We first compare our method with only one similarity matrix to the baseline method Binary, the results are presented in Fig.2. The black solid line is the ROC curve of Binary and the other colored lines are the ROC curves of our method with different similarity matrices. In Fig.2, we can see that the performance of String is better than that of Binary, which shows that weighted PPI network is more helpful than binary PPI network. Moreover, the results of Go, Pfam and Seqs are all better than that of String. This may be because String is less reliable than the other similarity networks.

Fig. 2
figure 2

ROC curves of Binary and our method using only one of different similarity matrices

We then compare the performance of our method under different experimental settings, the results are shown in Figs. 3, 4 and 5.

Fig. 3
figure 3

ROC curves of our method when fusing two different matrices

Fig. 4
figure 4

ROC curves of our method when fusing three different matrices

Fig. 5
figure 5

ROC curves of the best performance when using one matrix and fusing two, three and four matrices, respectively

First, we consider the cases of fusing two different similarity matrices, their corresponding ROC curves are presented in Fig. 3. Each color curve indicates the ROC curve of our method of fusing two specific similarity matrices. We can see that fusing the String similarity matrix with any other similarity matrix can achieve better performance than fusing any other two similarity matrices. This may be because STRING database has many PPIs that contain much complementary information to the other similarity matrices. We achieve the best performance when fusing the Pfam similarity matrix and the String similarity matrix.

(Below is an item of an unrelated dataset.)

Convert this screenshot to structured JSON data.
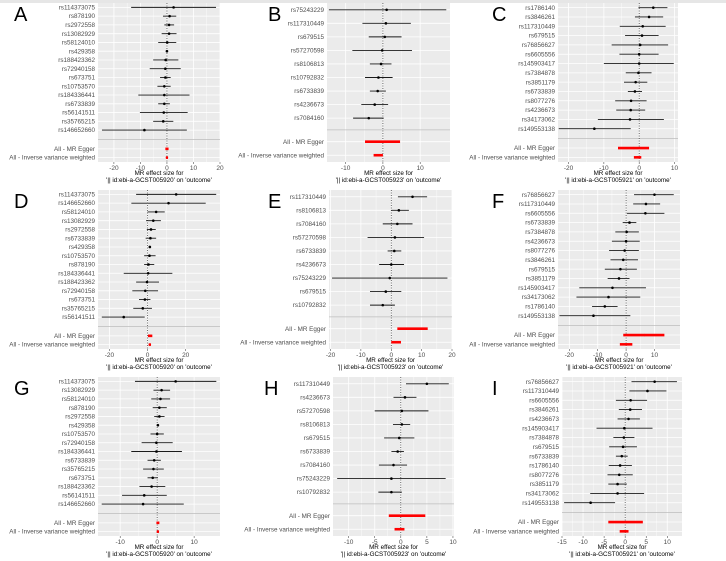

Then, we check the cases that fuse three different similarity matrices, their ROC curves are shown in Fig. 4. We get the best performance when fusing Go, Pfam and String similarity matrices. Similar to Fig. 3, we can see that the performance when fusing the String similarity matrix with any two other similarity matrices is better than that of Go+Pfam+Seqs.

Finally, we consider the case that fuses all four similarity matrices, and present its ROC curve in Fig. 5. For the convenience of comparison, in Fig. 5 we also plot the best results when using one similarity matrix, and fusing two and three different similarity matrices. It can be seen that the performance of Go+Pfam+Seqs+String is better than the performance of the other settings (Go, Pfam+String, Go+Pfam+String). This illustrates that network fusion can really extract complementary information from different networks to achieve better prediction performance.

To more clearly compare the baseline method Binary and our method under different settings, we give all of their AUC values in Fig. 6. Here, the bars of similar color means using the same number of similarity matrices. We can see that 1) all the AUC values of our method under different settings are larger than that of using a binary PPI network; 2) As more matrices are fused, the AUC value becomes larger. For example, the AUC value of Go+Pfam+String is 0.9066, which is bigger than the AUC values of Go+Pfam, Go+String and Pfam+String. And when fusing all the four matrices, the corresponding AUC value is the largest (0.9068). This shows that by fusing multiple matrices we can get a more reliable and informative matrix or network.

Fig. 6
figure 6

The AUC values of the baseline method and our method under different settings

Conclusion

In this paper, we proposed a new approach to predicting lncRPIs by fusing four protein-protein similarity networks, which were computed with protein sequences, protein domains, protein functional annotations of GO, and the PPI confidence scores from the STRING database. The similarity network fusion (SNF) algorithm and the random walk on heterogeneous network model HeteSim were employed. Our experimental results show that the proposed method outperforms the existing method and those cases when using only one protein-protein similarity network. For future work, on the one hand, we will explore other advanced network fusion methods to fuse more available data sources for further boosting the performance of lncRPI prediction; On the other hand, we will include the lncRNA-lncRNA interactions into the prediction procedure.